Here’s a great blog posted by Mondelez International,
“3 Unique ways to use micro market video surveillance beyond fighting theft.”
Really makes us wonder … who’s watching us?!
Here’s the blog: (P.S. It features a few of our favorite operators!)
3 UNIQUE WAYS TO USE MICRO MARKET VIDEO SURVEILLANCE BEYOND FIGHTING THEFT
By Staff at VendingMarketWatch.com
Video cameras in micro markets are commonplace. In the unattended retail space, video cameras act to dissuade employees from dishonestly taking product. They are also beneficial for micro market operators when it becomes known that employees are misusing the concept. When shrinkage begins to increase above a normal level of 1 to 2 percent in micro markets, operators use video surveillance to find perpetrators.
But can video surveillance be used for more than just simply catching would-be thieves? While the answer isn’t as simple as it appears, some operators report that they do indeed use their video surveillance in unique ways.
• REENERGIZE THE MARKET THROUGH MERCHANDISING
Video surveillance can be used to look at micro market merchandising and analyze whether or not layout is working. On a quarterly basis, pay close attention to the pattern of movement where customers are stopping and looking at items in different markets. By learning where your consumers move in the market, it’s likely you’ll find issues with product placement and layout. Try rotating items to keep a fresh look in the market and pinpoint where ‘dead product’ is located.
John Ward, president of Serenity Market Vending in Rockford, IL, uses video surveillance to refresh his micro markets and recommends that operators rotate slow movers out and wait one month to bring them back. “This causes customers to take notice when the products return and they have a renewed interest in the items,” he said.
The next time you’re watching a video for theft, look closely at the places your customers are spending the least amount of time and take a moment to evaluate ways to increase traffic in those areas. Be sure to include a sign in your market, too that informs customers that there are cameras.
• CHECK COMPLIANCE AND OPERATION
Video surveillance can also be used to ensure the market is operating as expected. Five Star Food Service, located in Chattanooga, TN, uses one of its full-time loss prevention employees to look at video in its markets to check on compliance, execution and ensuring that all cameras and DVR’s are operating correctly.
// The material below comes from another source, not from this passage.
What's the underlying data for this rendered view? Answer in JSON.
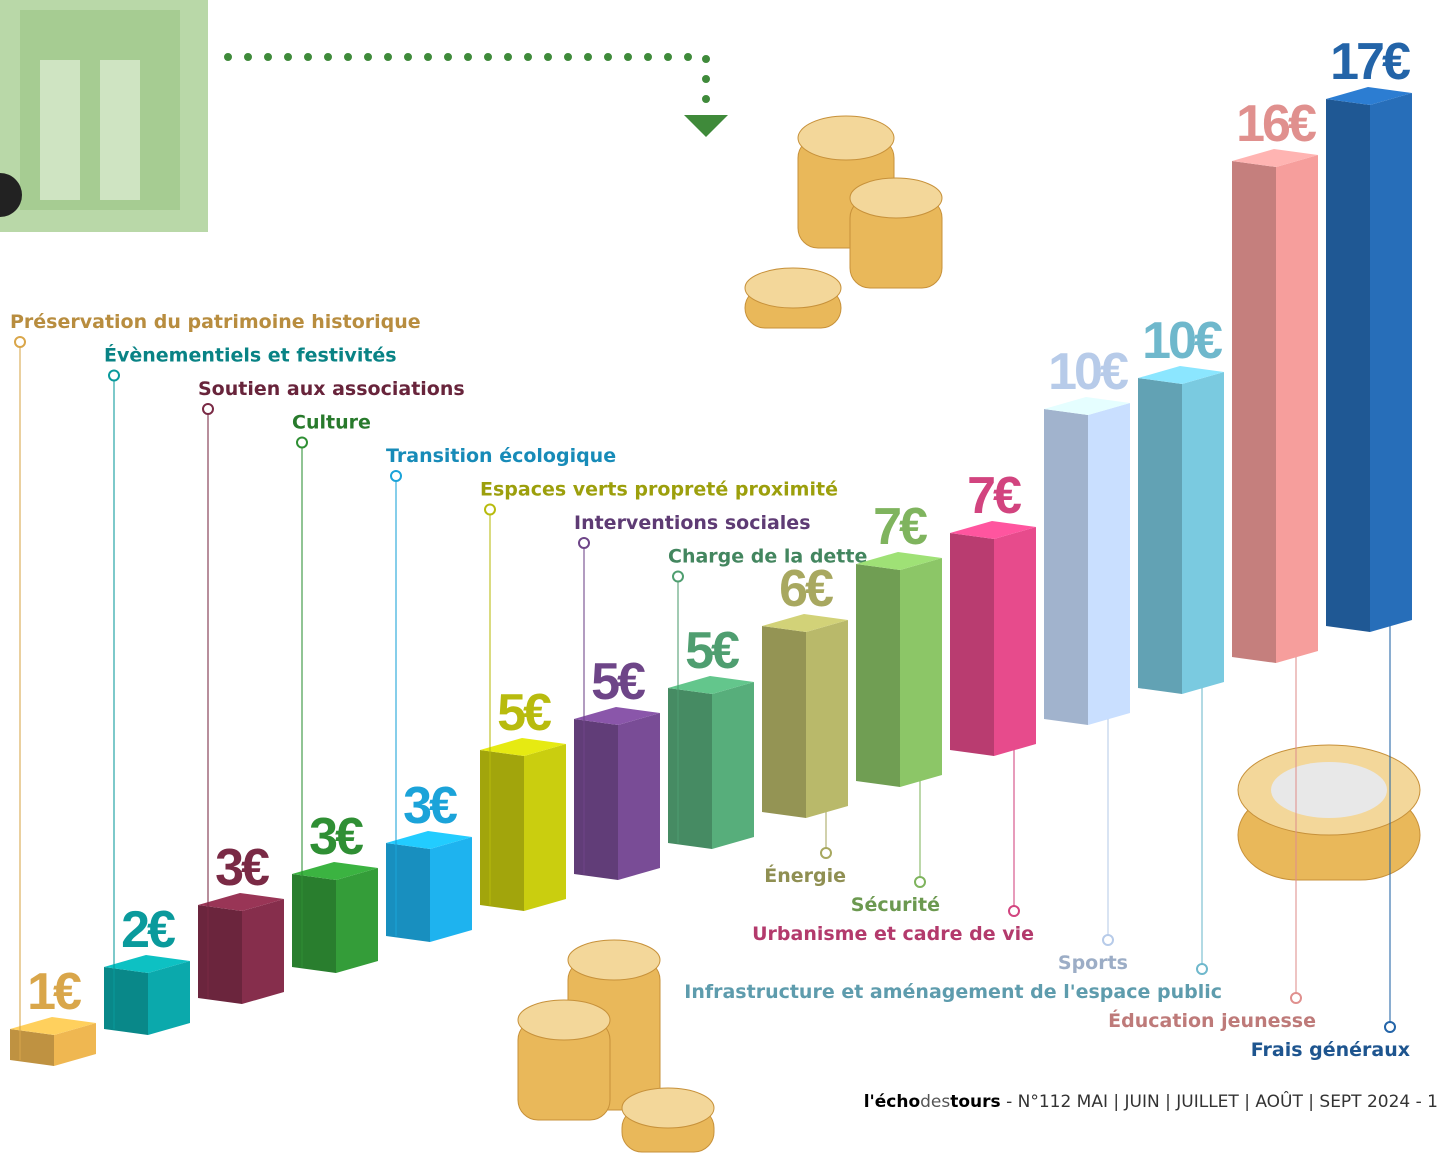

The company developed a weekly remote compliance report that’s used to check if the markets are stocked correctly, placements of products are correct, and promotional information is in place. Additionally, the company routinely looks at the cameras and placements of cameras to ensure they are working correctly. “You would be surprised how many need to be replaced or repaired,” said Mark P. Stephanos, vice president, micro markets at Five Star. “[The report] has really assisted us with ensuring there is another set of eyes in the markets on a more frequent basis.”
• FIND FOOD TAMPERING
Food tampering in micro markets is a topic that has gained the attention of health department officials in the U.S. With no person present in a micro market, how will operators protect people from situations that may compromise food safety? NAMA, the association representing the $25 billion U.S. convenience services industry, is arguing that surveillance can be used as a way to find and prosecute any food tampering.
If a health official begins to question the safety of food items in a micro market, discuss that the markets are monitored via video surveillance 24/7. It’s also worth mentioning the levels of theft in your micro market. Larry Eils, NAMA’s health and safety knowledge source partner, told VendingMarketWatch.com, “If theft is under control, then tampering will be under control, too. That’s the argument we [NAMA] will likely take with the FDA.”
A GREAT TOOL TO USE
Video surveillance does not come without its fair share of issues, however. Sometimes the technology isn’t always up to snuff. Video footage often goes through the internet connection and pulls from the bandwidth of the connection which can slow performance down if the connection is not good at a site. The cost of good video footage can be a deterrence, too.
Plus, it takes a lot of time for operators to watch video footage — time that could be spent focusing on a proper micro market planogram, getting new products or putting a loyalty program together. In the end, though, operators should be watching their micro markets on a routine basis and using video surveillance could be one way to do this without physically traveling to the market itself.
It’s a tool that operators already own and that can be used in a variety of ways. Successful operators have reported using data from video surveillance to help drive planning on space to sales, redesign payment areas with more impulse space, and add more incremental equipment and new merchandisers that pull away from the wall.
When installing micro market security, think about how you can utilize the data it’s collecting and place the equipment in areas that will allow you a visual of the entire market. Think outside the box and use surveillance for more than fighting theft.